Roark: So . . . about last night.

Sutton: What about it? Good morning, by the way.

Roark: Morning, lass. When you were talking about being compatible, you were joking, right?

Sutton: Do you prefer that I was joking?

Roark: I prefer for you to stop yanking my dick.

Sutton: Oh, so you don’t want me to give you a hand job? **WINCES** That might be a sign of not being sexually compatible.

Roark: Sutton.

Sutton: Yes?

Roark: I’m being fucking serious.

Sutton: Are you having stage fright? Maybe try role-play when you’re home by yourself. You might not be so nervous when it first happens.

Roark: I’m not fucking nervous.

Sutton: Sounds like you’re nervous.

Roark: How can you tell? I didn’t use your coveted asterisk.

Sutton: It’s because I can read your texts well. It’s okay, big daddy, you can perform all the orgasms.

Roark: Your sarcastic encouragement is not appreciated.

Sutton: Poor baby. Come to my bosom. Holds arms out

Roark: I want my innocent, sweet girl back.

Sutton: I think she was left behind in New York.





Roark: Can I ask you something?

Sutton: If it’s about the size of your penis . . . no.

Roark: I’ll send you a dick pic.

Sutton: Spare me. No girl in their right mind wants a close-up of a guy’s dick.

Roark: How do you know? You’ve never seen mine, and you might really like it.

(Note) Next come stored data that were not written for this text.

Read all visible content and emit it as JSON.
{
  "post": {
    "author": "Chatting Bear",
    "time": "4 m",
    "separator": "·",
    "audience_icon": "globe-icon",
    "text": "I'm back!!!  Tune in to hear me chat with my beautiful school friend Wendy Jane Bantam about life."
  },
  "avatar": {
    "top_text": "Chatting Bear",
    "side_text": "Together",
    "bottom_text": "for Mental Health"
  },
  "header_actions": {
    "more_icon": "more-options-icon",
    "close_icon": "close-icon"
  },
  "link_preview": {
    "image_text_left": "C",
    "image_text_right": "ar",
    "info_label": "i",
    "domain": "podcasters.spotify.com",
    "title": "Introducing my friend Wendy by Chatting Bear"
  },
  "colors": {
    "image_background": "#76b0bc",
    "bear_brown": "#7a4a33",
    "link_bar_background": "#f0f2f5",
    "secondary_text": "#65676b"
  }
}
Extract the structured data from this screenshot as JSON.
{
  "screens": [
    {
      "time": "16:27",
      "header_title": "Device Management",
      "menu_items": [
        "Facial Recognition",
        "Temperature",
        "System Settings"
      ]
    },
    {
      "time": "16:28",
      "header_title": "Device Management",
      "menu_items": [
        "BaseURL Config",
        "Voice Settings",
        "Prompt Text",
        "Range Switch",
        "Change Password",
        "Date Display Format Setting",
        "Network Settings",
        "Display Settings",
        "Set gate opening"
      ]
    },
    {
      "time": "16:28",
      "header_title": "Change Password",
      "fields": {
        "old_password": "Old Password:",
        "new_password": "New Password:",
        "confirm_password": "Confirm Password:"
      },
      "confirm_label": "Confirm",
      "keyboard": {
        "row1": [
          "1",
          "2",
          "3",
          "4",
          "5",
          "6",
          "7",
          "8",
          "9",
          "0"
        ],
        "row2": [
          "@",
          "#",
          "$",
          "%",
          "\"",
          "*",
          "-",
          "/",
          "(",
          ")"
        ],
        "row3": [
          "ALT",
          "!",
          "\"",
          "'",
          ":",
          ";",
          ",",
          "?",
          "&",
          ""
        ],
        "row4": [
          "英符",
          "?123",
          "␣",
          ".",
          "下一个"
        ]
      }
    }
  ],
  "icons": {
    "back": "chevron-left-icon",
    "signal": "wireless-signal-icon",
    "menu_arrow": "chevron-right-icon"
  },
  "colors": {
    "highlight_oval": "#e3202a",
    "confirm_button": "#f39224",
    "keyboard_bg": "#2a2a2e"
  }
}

Sutton: It’s a stick of flesh. I’m good.

Roark: You make my penis sound so lackluster.

Sutton: Women don’t idolize the male genitals like men do.

Roark: Cleary you haven’t seen a good penis before. I’ll change that for you.

Sutton: Don’t hold your breath.





Sutton: Two more days and I get to see your face.

Roark: I’m flying to China for a week to meet up with a clothing brand.

Sutton: What? Are you serious?

Roark: No, just wanted to sense your disappointment.

Sutton: You jerk. I was really upset.

Roark: Good, just means you’re excited to see me.

Sutton: You know I am.

Roark: I don’t know, not with all this lack of sexual compatibility talk.

Sutton: Stop. You know I want to see you.

Roark: I want to see you too.

Sutton: When you say things like that, it makes my entire body heat up.

Roark: Yeah?

Sutton: Yeah. Can I ask you something?

Roark: Always.

Sutton: This is really stupid, so feel free to tell me no.